Researcher aims to eliminate glanders disease through new vaccine

Dr. Apachai Tuanyok outside of his laboratory in the UF Emerging Pathogens Institute. (Photo by Thom Sanders)

Dr. Apachai Tuanyok outside of his laboratory in the UF Emerging Pathogens Institute. (Photo by Thom Sanders)

By Thom Sanders

In 1915, in a basement laboratory in Maryland just six miles from the White House, two German spies were manufacturing biological weapons.

The spies, brothers Anton and Carl Dilger, were culturing glanders and anthrax. Both of these deadly pathogens are zoonotic, diseases that can be transferred from animals to humans. Once produced, the cultures were passed to German saboteurs who infiltrated nearby ports to infect horses and mules bound for Allied forces in Europe.

Today, in 2018, Dr. Apichai Tuanyok, an assistant professor in the UF College of Veterinary Medicine’s department of infectious diseases and immunology, is running quite a different laboratory with quite a different goal. Housed in the UF Emerging Pathogens Institute, Tuanyok’s lab is trying to disarm glanders once and for all.

While people can get the disease, glanders primarily affects horses, as well as donkeys and mules. The disease can also be naturally contracted by other mammals such as goats, dogs and cats, according to the Centers for Disease Control and Prevention. The CDC website states that the bacteria that causes glanders, known as Burkholderia mallei, are transmitted to humans through contact with tissues or body fluids of infected animals.

Although glanders has been eradicated from North America, the pathogen still looms as a possible threat. It might not be a household name like anthrax, but glanders is categorized similarly by the CDC. The disease’s underlying pathogen, Burkholderia mallei, is “classified as a Tier 1 (top tier) Select Agent,” meaning that the disease has significant biowarfare potential, Tuanyok said.

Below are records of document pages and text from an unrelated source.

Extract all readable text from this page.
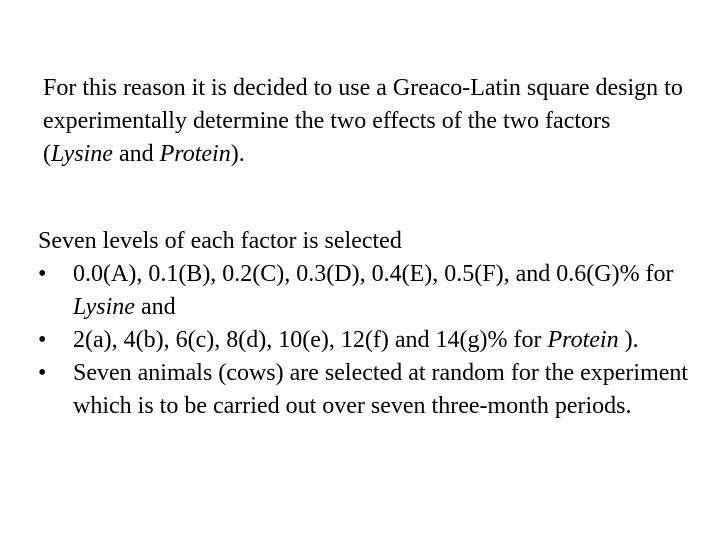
For this reason it is decided to use a Greaco-Latin square design to experimentally determine the two effects of the two factors (Lysine and Protein).

Seven levels of each factor is selected

•	0.0(A), 0.1(B), 0.2(C), 0.3(D), 0.4(E), 0.5(F), and 0.6(G)% for Lysine and
•	2(a), 4(b), 6(c), 8(d), 10(e), 12(f) and 14(g)% for Protein ).
•	Seven animals (cows) are selected at random for the experiment which is to be carried out over seven three-month periods.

Tuanyok was the corresponding author on a recent paper published in Vaccines outlining early steps toward a safe and effective glanders vaccine. Using biologically safe bacterial strains — strains that are genetically similar to glanders but non-pathogenic to humans —Tuanyok and his fellow researchers were able to­ create a vaccine that prevented lethal glanders in mice.

Dr. Apachai Tuanyok

Tuanyok is shown at his former institution in 2006, shortly after he began researching glanders. Special precautions are necessary when researching glanders because Burkholderia mallei, the bacteria that causes the disease, is classified by the CDC as a Tier 1 select agent.

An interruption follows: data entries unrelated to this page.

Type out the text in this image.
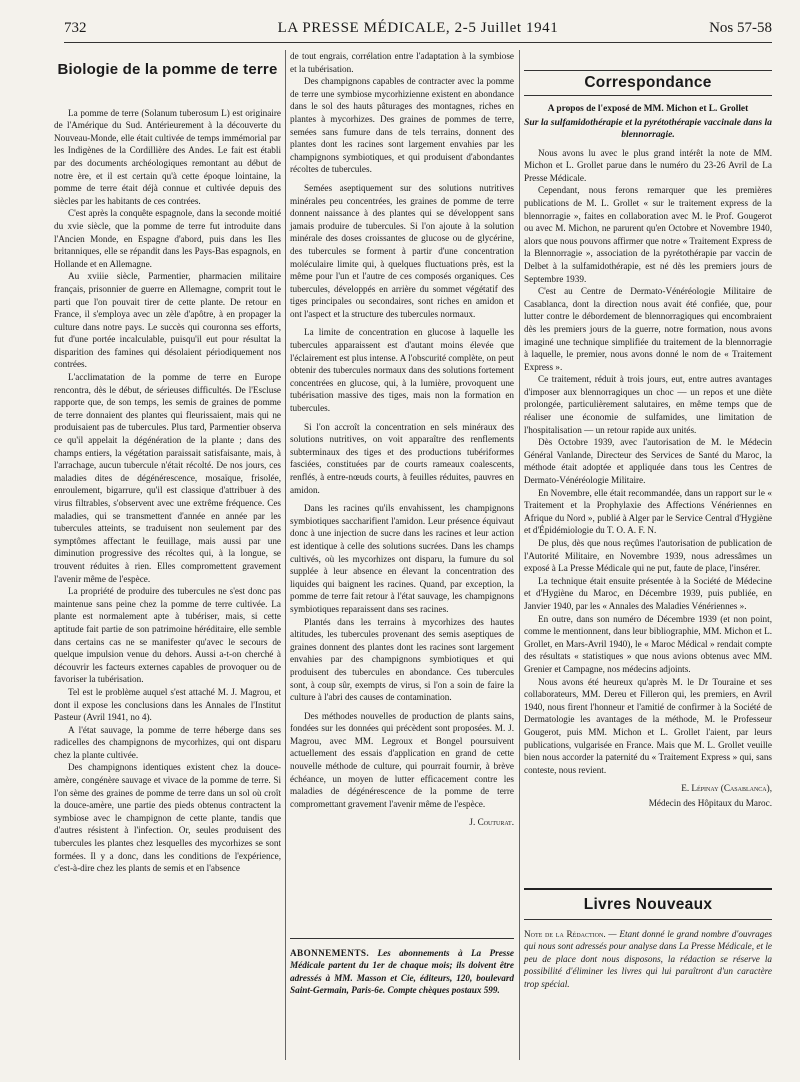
732	LA PRESSE MÉDICALE, 2-5 Juillet 1941	Nos 57-58
Biologie de la pomme de terre

La pomme de terre (Solanum tuberosum L) est originaire de l'Amérique du Sud. Antérieurement à la découverte du Nouveau-Monde, elle était cultivée de temps immémorial par les Indigènes de la Cordillière des Andes. Le fait est établi par des documents archéologiques remontant au début de notre ère, et il est certain qu'à cette époque lointaine, la pomme de terre était déjà connue et cultivée depuis des siècles par les habitants de ces contrées.

C'est après la conquête espagnole, dans la seconde moitié du xvie siècle, que la pomme de terre fut introduite dans l'Ancien Monde, en Espagne d'abord, puis dans les Iles britanniques, elle se répandit dans les Pays-Bas espagnols, en Hollande et en Allemagne.

Au xviiie siècle, Parmentier, pharmacien militaire français, prisonnier de guerre en Allemagne, comprit tout le parti que l'on pouvait tirer de cette plante. De retour en France, il s'employa avec un zèle d'apôtre, à en propager la culture dans notre pays. Le succès qui couronna ses efforts, fut d'une portée incalculable, puisqu'il eut pour résultat la disparition des famines qui désolaient périodiquement nos contrées.

L'acclimatation de la pomme de terre en Europe rencontra, dès le début, de sérieuses difficultés. De l'Escluse rapporte que, de son temps, les semis de graines de pomme de terre donnaient des plantes qui fleurissaient, mais qui ne produisaient pas de tubercules. Plus tard, Parmentier observa ce qu'il appelait la dégénération de la plante ; dans des champs entiers, la végétation paraissait satisfaisante, mais, à l'arrachage, aucun tubercule n'était récolté. De nos jours, ces maladies dites de dégénérescence, mosaïque, frisolée, enroulement, bigarrure, qu'il est classique d'attribuer à des virus filtrables, s'observent avec une extrême fréquence. Ces maladies, qui se transmettent d'année en année par les tubercules atteints, se traduisent non seulement par des symptômes affectant le feuillage, mais aussi par une diminution progressive des récoltes qui, à la longue, se trouvent réduites à rien. Elles compromettent gravement l'avenir même de l'espèce.

La propriété de produire des tubercules ne s'est donc pas maintenue sans peine chez la pomme de terre cultivée. La plante est normalement apte à tubériser, mais, si cette aptitude fait partie de son patrimoine héréditaire, elle semble dans certains cas ne se manifester qu'avec le secours de quelque impulsion venue du dehors. Aussi a-t-on cherché à découvrir les facteurs externes capables de provoquer ou de favoriser la tubérisation.

Tel est le problème auquel s'est attaché M. J. Magrou, et dont il expose les conclusions dans les Annales de l'Institut Pasteur (Avril 1941, no 4).

A l'état sauvage, la pomme de terre héberge dans ses radicelles des champignons de mycorhizes, qui ont disparu chez la plante cultivée.

Des champignons identiques existent chez la douce-amère, congénère sauvage et vivace de la pomme de terre. Si l'on sème des graines de pomme de terre dans un sol où croît la douce-amère, une partie des pieds obtenus contractent la symbiose avec le champignon de cette plante, tandis que d'autres résistent à l'infection. Or, seules produisent des tubercules les plantes chez lesquelles des mycorhizes se sont formées. Il y a donc, dans les conditions de l'expérience, c'est-à-dire chez les plants de semis et en l'absence

de tout engrais, corrélation entre l'adaptation à la symbiose et la tubérisation.

Des champignons capables de contracter avec la pomme de terre une symbiose mycorhizienne existent en abondance dans le sol des hauts pâturages des montagnes, riches en plantes à mycorhizes. Des graines de pommes de terre, semées sans fumure dans de tels terrains, donnent des plantes dont les racines sont largement envahies par les champignons symbiotiques, et qui produisent d'abondantes récoltes de tubercules.

Semées aseptiquement sur des solutions nutritives minérales peu concentrées, les graines de pomme de terre donnent naissance à des plantes qui se développent sans jamais produire de tubercules. Si l'on ajoute à la solution minérale des doses croissantes de glucose ou de glycérine, des tubercules se forment à partir d'une concentration moléculaire limite qui, à quelques fluctuations près, est la même pour l'un et l'autre de ces composés organiques. Ces tubercules, développés en arrière du sommet végétatif des tiges principales ou secondaires, sont riches en amidon et ont l'aspect et la structure des tubercules normaux.

La limite de concentration en glucose à laquelle les tubercules apparaissent est d'autant moins élevée que l'éclairement est plus intense. A l'obscurité complète, on peut obtenir des tubercules normaux dans des solutions fortement concentrées en glucose, qui, à la lumière, provoquent une tubérisation massive des tiges, mais non la formation en tubercules.

Si l'on accroît la concentration en sels minéraux des solutions nutritives, on voit apparaître des renflements subterminaux des tiges et des productions tubériformes fasciées, constituées par de courts rameaux coalescents, renflés, à entre-nœuds courts, à feuilles réduites, pauvres en amidon.

Dans les racines qu'ils envahissent, les champignons symbiotiques saccharifient l'amidon. Leur présence équivaut donc à une injection de sucre dans les racines et leur action est identique à celle des solutions sucrées. Dans les champs cultivés, où les mycorhizes ont disparu, la fumure du sol supplée à leur absence en élevant la concentration des liquides qui baignent les racines. Quand, par exception, la pomme de terre fait retour à l'état sauvage, les champignons symbiotiques reparaissent dans ses racines.

Plantés dans les terrains à mycorhizes des hautes altitudes, les tubercules provenant des semis aseptiques de graines donnent des plantes dont les racines sont largement envahies par des champignons symbiotiques et qui produisent des tubercules en abondance. Ces tubercules sont, à coup sûr, exempts de virus, si l'on a soin de faire la culture à l'abri des causes de contamination.

Des méthodes nouvelles de production de plants sains, fondées sur les données qui précèdent sont proposées. M. J. Magrou, avec MM. Legroux et Bongel poursuivent actuellement des essais d'application en grand de cette nouvelle méthode de culture, qui pourrait fournir, à brève échéance, un moyen de lutter efficacement contre les maladies de dégénérescence de la pomme de terre compromettant gravement l'avenir même de l'espèce.

J. Couturat.
ABONNEMENTS. Les abonnements à La Presse Médicale partent du 1er de chaque mois; ils doivent être adressés à MM. Masson et Cie, éditeurs, 120, boulevard Saint-Germain, Paris-6e. Compte chèques postaux 599.
Correspondance
A propos de l'exposé de MM. Michon et L. Grollet
Sur la sulfamidothérapie et la pyrétothérapie vaccinale dans la blennorragie.

Nous avons lu avec le plus grand intérêt la note de MM. Michon et L. Grollet parue dans le numéro du 23-26 Avril de La Presse Médicale.

Cependant, nous ferons remarquer que les premières publications de M. L. Grollet « sur le traitement express de la blennorragie », faites en collaboration avec M. le Prof. Gougerot ou avec M. Michon, ne parurent qu'en Octobre et Novembre 1940, alors que nous pouvons affirmer que notre « Traitement Express de la Blennorragie », association de la pyrétothérapie par vaccin de Delbet à la sulfamidothérapie, est né dès les premiers jours de Septembre 1939.

C'est au Centre de Dermato-Vénéréologie Militaire de Casablanca, dont la direction nous avait été confiée, que, pour lutter contre le débordement de blennorragiques qui encombraient dès les premiers jours de la guerre, notre formation, nous avons imaginé une technique simplifiée du traitement de la blennorragie à laquelle, le premier, nous avons donné le nom de « Traitement Express ».

Ce traitement, réduit à trois jours, eut, entre autres avantages d'imposer aux blennorragiques un choc — un repos et une diète prolongée, particulièrement salutaires, en même temps que de réaliser une économie de sulfamides, une limitation de l'hospitalisation — un retour rapide aux unités.

Dès Octobre 1939, avec l'autorisation de M. le Médecin Général Vanlande, Directeur des Services de Santé du Maroc, la méthode était adoptée et appliquée dans tous les Centres de Dermato-Vénéréologie Militaire.

En Novembre, elle était recommandée, dans un rapport sur le « Traitement et la Prophylaxie des Affections Vénériennes en Afrique du Nord », publié à Alger par le Service Central d'Hygiène et d'Épidémiologie du T. O. A. F. N.

De plus, dès que nous reçûmes l'autorisation de publication de l'Autorité Militaire, en Novembre 1939, nous adressâmes un exposé à La Presse Médicale qui ne put, faute de place, l'insérer.

La technique était ensuite présentée à la Société de Médecine et d'Hygiène du Maroc, en Décembre 1939, puis publiée, en Janvier 1940, par les « Annales des Maladies Vénériennes ».

En outre, dans son numéro de Décembre 1939 (et non point, comme le mentionnent, dans leur bibliographie, MM. Michon et L. Grollet, en Mars-Avril 1940), le « Maroc Médical » rendait compte des résultats « statistiques » que nous avions obtenus avec MM. Grenier et Campagne, nos médecins adjoints.

Nous avons été heureux qu'après M. le Dr Touraine et ses collaborateurs, MM. Dereu et Filleron qui, les premiers, en Avril 1940, nous firent l'honneur et l'amitié de confirmer à la Société de Dermatologie les avantages de la méthode, M. le Professeur Gougerot, puis MM. Michon et L. Grollet l'aient, par leurs publications, vulgarisée en France. Mais que M. L. Grollet veuille bien nous accorder la paternité du « Traitement Express » qui, sans conteste, nous revient.

E. Lépinay (Casablanca),
Médecin des Hôpitaux du Maroc.
Livres Nouveaux
Note de la Rédaction. — Etant donné le grand nombre d'ouvrages qui nous sont adressés pour analyse dans La Presse Médicale, et le peu de place dont nous disposons, la rédaction se réserve la possibilité d'éliminer les livres qui lui paraîtront d'un caractère trop spécial.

The researchers induced the biologically safe surrogate bacteria to produce outer membrane vesicles, or OMVs — biological nanoparticles that contain antigens, molecules that can prompt immune reactions. Using the OMVs and their associated antigens, the researchers were able to create a vaccine that induced protective immunity in mouse subjects.

As the paper points out, a vaccine produced from both biologically safe surrogates and OMVs has significant safety advantages over other options. Because the bacterial strains used to produce the vaccine are not considered human pathogens, it is unlikely that the resulting vaccine would pose a threat to humans. In other studies, researchers have produced vaccines that protected mice from glanders, but the types of vaccines used presented too much of a safety concern to proceed to human testing.

Humans have recognized the threat posed by glanders for thousands of years. As the authors of the paper remind us, both Hippocrates and Aristotle referenced the effects of the disease.

Unfortunately, the pathogen remains and may be re-emerging. In addition to concerns related to biological warfare, glanders could be re-establishing itself as a more conventional pathogenic threat due to the global movement of livestock.

Although the vaccine Tuanyok and his team produced prevented lethal glanders in mice, it “needs to be tested in another animal model for efficacy before it can be tested in humans,” Tuanyok said.

If their research leads to a human vaccine, Tuanyok and his research team will have neutralized a disease that has plagued livestock and humans for millennia. In the meantime, “research toward vaccine development for glanders is a top priority,” Tuanyok said.